Japan is upgrading its air traffic control system to increase flight capacity at its Tokyo hubs in anticipation of inbound tourism growth in excess of pre-pandemic levels in the mid- to long-term.
By spring 2025, the country’s four regional air traffic control centres will be merged into three: one managing high-altitude flights (above 10,000km) and two covering low-altitude flights (one for the east and one for the west). The consolidation will enable the network to manage two million flights annually, an increase of 10 per cent on current capacity.
By fiscal 2024, the government will also centralise flight routes, take-off and landing times and other information by creating a digital system based on International Civil Aviation Organization standards.

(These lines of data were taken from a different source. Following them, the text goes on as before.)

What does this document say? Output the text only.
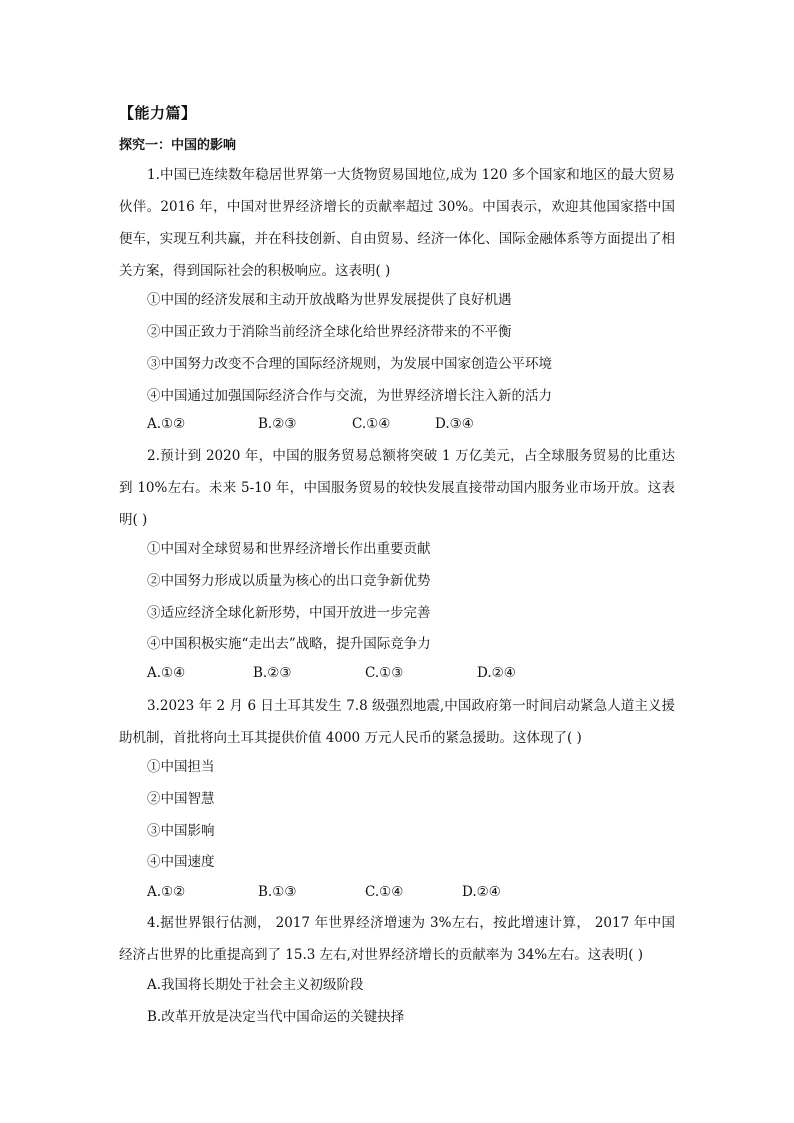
【能力篇】
探究一：中国的影响

1.中国已连续数年稳居世界第一大货物贸易国地位,成为 120 多个国家和地区的最大贸易伙伴。2016 年，中国对世界经济增长的贡献率超过 30%。中国表示，欢迎其他国家搭中国便车，实现互利共赢，并在科技创新、自由贸易、经济一体化、国际金融体系等方面提出了相关方案，得到国际社会的积极响应。这表明( )

①中国的经济发展和主动开放战略为世界发展提供了良好机遇
②中国正致力于消除当前经济全球化给世界经济带来的不平衡
③中国努力改变不合理的国际经济规则，为发展中国家创造公平环境
④中国通过加强国际经济合作与交流，为世界经济增长注入新的活力
A.①②	B.②③	C.①④	D.③④

2.预计到 2020 年，中国的服务贸易总额将突破 1 万亿美元，占全球服务贸易的比重达到 10%左右。未来 5-10 年，中国服务贸易的较快发展直接带动国内服务业市场开放。这表明( )

①中国对全球贸易和世界经济增长作出重要贡献
②中国努力形成以质量为核心的出口竞争新优势
③适应经济全球化新形势，中国开放进一步完善
④中国积极实施“走出去”战略，提升国际竞争力
A.①④	B.②③	C.①③	D.②④

3.2023 年 2 月 6 日土耳其发生 7.8 级强烈地震,中国政府第一时间启动紧急人道主义援助机制，首批将向土耳其提供价值 4000 万元人民币的紧急援助。这体现了( )

①中国担当
②中国智慧
③中国影响
④中国速度
A.①②	B.①③	C.①④	D.②④

4.据世界银行估测， 2017 年世界经济增速为 3%左右，按此增速计算， 2017 年中国经济占世界的比重提高到了 15.3 左右,对世界经济增长的贡献率为 34%左右。这表明( )

A.我国将长期处于社会主义初级阶段
B.改革开放是决定当代中国命运的关键抉择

In tandem, Haneda International Airport in Tokyo and Narita International Airport in Chiba Prefecture are adding flight slots and plan to increase their total capacity to one million flights per year by 2029, up from 830,000 flights handled in 2020.
According to Japan’s Ministry of Land, Infrastructure, Transport and Tourism, slot expansion at these two airports are among their top priorities to boost tourism and Tokyo’s standing as a major international gateway.
The Japanese government is eager to welcome inbound growth as it strives to reach its target of 60 million international visitors annually by 2030 and prepares for international air passenger numbers to reach pre-Covid levels by 2024, as predicted by The International Air Transport Association.
Indeed, the return of international airline capacity to Japan is growing steadily, with December 2022 figures only 54 per cent down on December 2019. In comparison, calendar 2022 data was 77 per cent down on calendar year 2019, indicating a significant uptick in travellers in the latter part of last year following Japan’s reopening in October 2022.